What, in your opinion, makes it the right tool for most applications? Why is it superior to, for instance, bar codes, infrared, ultrasound and GPS?
Radio frequency identification, like all technologies, is just a tool used to do a job, and it is not inherently better than or superior to other technologies, any more than a hammer is better than or superior to a screwdriver. If you are driving a nail, a hammer is the better tool. If you are screwing an item into a piece of wood, a screwdriver would be preferable. Similarly, RFID is a better tool than GPS for tracing smaller items indoors, whereas GPS is better for tracking vehicles traveling long distances outdoors.
If you want to track and manage billions of items that are not being tracked and managed in today's market, RFID is most often going to be the best choice. RFID does not require line of sight, it is relatively inexpensive and it often requires no human involvement. Bar codes are expensive because they usually require a human to orient the scanner to the bar code and then pull the trigger. Other auto-ID technologies, such as infrared and ultrasound, do some things better than RFID, but they also have weaknesses that make them unsuitable for tracking billions of items.

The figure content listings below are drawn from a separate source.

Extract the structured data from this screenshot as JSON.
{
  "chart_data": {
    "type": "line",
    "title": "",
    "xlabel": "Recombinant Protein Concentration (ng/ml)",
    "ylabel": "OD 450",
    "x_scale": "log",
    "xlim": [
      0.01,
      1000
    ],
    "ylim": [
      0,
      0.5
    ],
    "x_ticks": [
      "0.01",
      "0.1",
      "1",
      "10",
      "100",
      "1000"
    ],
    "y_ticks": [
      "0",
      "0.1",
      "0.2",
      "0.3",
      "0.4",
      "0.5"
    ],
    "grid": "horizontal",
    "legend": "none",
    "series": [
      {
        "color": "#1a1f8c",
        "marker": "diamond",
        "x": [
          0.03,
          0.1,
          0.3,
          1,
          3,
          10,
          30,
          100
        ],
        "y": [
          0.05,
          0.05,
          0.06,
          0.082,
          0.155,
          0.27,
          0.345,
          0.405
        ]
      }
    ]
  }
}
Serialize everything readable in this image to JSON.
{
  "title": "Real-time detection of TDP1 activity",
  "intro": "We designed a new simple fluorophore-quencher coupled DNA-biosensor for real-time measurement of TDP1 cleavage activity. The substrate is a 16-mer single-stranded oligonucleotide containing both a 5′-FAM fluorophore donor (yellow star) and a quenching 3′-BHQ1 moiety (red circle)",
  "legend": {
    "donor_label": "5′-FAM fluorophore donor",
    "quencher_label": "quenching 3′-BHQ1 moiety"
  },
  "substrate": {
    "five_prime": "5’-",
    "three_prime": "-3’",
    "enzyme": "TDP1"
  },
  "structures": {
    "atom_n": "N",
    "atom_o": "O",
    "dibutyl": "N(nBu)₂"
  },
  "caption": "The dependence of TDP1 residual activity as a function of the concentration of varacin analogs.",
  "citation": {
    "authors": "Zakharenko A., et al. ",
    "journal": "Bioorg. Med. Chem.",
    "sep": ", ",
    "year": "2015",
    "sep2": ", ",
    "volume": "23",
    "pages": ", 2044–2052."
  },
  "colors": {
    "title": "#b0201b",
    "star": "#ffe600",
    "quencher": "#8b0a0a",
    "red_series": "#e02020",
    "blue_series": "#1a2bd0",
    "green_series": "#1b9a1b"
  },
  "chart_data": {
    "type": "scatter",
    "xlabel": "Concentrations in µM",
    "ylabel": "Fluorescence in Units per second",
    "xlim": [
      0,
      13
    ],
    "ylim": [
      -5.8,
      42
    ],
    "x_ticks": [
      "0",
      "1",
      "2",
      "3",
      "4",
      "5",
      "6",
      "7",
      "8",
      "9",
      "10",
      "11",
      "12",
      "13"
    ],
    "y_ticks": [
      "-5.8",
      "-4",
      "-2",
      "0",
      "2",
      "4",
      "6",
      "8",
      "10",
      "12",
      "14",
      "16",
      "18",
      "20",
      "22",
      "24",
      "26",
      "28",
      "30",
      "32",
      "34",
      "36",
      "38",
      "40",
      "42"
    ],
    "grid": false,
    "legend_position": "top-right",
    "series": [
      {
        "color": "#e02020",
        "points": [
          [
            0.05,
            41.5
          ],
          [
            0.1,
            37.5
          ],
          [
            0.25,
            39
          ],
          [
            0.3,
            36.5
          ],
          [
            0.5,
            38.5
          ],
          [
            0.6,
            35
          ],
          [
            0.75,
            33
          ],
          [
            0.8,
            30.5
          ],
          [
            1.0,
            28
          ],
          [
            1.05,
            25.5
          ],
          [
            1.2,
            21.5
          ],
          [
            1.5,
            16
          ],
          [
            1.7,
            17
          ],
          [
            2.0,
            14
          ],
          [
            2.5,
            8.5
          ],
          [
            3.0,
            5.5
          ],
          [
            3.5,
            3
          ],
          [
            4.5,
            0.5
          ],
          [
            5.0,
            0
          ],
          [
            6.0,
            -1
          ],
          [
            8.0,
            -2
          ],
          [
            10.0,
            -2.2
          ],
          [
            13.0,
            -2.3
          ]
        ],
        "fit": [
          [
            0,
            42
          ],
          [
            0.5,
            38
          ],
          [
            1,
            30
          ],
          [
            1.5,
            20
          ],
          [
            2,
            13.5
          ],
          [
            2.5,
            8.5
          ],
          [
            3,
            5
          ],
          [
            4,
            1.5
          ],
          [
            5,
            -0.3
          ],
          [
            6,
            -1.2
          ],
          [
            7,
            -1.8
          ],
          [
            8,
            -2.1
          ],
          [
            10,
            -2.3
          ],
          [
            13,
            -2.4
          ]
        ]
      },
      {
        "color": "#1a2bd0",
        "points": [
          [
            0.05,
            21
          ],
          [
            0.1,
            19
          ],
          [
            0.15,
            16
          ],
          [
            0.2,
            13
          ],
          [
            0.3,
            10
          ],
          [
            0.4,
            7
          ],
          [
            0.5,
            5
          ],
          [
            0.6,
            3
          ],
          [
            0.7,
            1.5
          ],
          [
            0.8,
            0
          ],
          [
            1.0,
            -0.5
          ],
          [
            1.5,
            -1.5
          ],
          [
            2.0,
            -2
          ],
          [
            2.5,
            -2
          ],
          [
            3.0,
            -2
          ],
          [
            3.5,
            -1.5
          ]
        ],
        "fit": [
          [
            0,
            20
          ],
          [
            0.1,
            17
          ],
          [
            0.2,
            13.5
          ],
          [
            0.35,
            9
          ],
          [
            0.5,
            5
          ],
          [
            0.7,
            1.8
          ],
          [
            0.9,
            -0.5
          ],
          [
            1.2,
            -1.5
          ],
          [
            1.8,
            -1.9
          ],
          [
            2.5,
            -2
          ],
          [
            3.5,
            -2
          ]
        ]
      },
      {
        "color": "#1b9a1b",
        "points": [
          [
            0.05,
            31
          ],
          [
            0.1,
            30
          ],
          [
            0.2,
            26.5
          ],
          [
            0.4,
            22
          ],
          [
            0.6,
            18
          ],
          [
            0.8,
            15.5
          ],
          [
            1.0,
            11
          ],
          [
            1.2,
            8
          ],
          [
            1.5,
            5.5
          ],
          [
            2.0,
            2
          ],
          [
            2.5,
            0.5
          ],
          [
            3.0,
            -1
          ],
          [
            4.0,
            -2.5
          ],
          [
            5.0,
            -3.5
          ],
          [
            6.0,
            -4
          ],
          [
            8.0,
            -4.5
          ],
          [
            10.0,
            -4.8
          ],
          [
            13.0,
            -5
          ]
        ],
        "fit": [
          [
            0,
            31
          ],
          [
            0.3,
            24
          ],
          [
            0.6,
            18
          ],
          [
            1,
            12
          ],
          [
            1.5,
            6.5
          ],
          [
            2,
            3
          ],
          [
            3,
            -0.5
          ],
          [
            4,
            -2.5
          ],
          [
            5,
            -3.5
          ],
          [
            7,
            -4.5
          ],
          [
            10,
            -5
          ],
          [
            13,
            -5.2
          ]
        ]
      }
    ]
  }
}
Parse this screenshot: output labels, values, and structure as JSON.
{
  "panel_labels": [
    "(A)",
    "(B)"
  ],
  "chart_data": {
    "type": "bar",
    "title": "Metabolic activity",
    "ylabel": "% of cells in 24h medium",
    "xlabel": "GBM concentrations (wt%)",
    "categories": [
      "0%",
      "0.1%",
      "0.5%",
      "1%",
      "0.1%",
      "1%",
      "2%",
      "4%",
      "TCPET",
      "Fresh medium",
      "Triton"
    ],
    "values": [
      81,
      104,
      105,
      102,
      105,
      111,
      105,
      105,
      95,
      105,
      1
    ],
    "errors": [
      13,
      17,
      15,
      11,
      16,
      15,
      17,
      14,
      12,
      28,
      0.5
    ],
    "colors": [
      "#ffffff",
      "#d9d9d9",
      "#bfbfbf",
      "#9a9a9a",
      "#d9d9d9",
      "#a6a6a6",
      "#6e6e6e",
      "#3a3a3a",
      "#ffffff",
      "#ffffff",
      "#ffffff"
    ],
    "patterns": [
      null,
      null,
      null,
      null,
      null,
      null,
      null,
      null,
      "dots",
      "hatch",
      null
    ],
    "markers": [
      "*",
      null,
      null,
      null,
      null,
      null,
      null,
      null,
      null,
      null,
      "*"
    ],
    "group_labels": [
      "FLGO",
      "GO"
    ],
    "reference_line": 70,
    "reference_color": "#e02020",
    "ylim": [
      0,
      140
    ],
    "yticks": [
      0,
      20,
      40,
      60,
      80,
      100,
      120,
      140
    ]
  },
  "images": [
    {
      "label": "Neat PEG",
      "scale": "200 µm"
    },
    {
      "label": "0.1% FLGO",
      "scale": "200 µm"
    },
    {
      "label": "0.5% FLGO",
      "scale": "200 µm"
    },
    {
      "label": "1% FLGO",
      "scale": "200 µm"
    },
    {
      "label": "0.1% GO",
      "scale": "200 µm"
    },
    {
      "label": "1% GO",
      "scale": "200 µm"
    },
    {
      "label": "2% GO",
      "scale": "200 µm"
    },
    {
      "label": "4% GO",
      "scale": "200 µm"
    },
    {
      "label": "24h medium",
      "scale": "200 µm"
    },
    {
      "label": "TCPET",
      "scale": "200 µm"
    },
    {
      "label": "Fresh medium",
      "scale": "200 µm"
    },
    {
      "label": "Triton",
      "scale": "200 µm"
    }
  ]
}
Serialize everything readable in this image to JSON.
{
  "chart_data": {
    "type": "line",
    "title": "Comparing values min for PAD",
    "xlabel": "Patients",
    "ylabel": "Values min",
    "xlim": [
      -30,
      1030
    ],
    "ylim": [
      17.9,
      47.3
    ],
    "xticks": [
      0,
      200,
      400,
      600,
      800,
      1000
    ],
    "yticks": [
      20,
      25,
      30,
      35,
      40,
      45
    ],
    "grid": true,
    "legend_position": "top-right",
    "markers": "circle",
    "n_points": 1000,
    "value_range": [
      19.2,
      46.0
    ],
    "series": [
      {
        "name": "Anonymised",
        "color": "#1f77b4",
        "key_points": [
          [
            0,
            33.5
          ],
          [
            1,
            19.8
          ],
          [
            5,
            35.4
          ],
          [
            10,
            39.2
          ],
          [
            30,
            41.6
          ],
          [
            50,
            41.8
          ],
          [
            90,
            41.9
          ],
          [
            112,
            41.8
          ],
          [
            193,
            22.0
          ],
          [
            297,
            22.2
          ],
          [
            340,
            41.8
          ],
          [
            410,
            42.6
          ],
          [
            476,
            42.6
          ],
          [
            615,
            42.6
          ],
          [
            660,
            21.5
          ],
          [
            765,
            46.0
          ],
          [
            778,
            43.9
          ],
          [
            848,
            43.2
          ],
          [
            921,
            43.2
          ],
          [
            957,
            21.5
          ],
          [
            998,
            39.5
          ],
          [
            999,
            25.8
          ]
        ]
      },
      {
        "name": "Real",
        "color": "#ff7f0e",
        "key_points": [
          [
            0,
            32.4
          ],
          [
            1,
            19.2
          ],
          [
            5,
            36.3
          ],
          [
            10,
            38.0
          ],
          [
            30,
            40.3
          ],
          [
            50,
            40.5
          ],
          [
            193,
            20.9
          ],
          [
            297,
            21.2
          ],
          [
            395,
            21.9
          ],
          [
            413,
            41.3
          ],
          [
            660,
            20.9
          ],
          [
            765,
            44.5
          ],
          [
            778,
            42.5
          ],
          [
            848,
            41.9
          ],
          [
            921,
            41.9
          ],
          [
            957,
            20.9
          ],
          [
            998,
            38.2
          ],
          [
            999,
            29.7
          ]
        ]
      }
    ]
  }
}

There are a wide variety of technologies available for identifying goods or items, such as tattoos with RF-resonant inks, the Microsoft Tag (which is being phased out), QR codes and so forth (see RFID Tattoos for Livestock, RFID News Roundup: Microsoft Announces Its Tag App for Smartphones Is NFC-Ready and What Is Chipless RFID?). Each has some strengths, but several weaknesses as well. So companies need to evaluate the technologies available for a given problem and then use the best one available.
I will say that RFID is going to be the right tool for many more applications than these other technologies. When people talk about the Internet of Things, they mean that millions of items will be connected to the Internet via Bluetooth and ZigBee devices, but hundreds of billion—or even trillions—will be connected via RFID.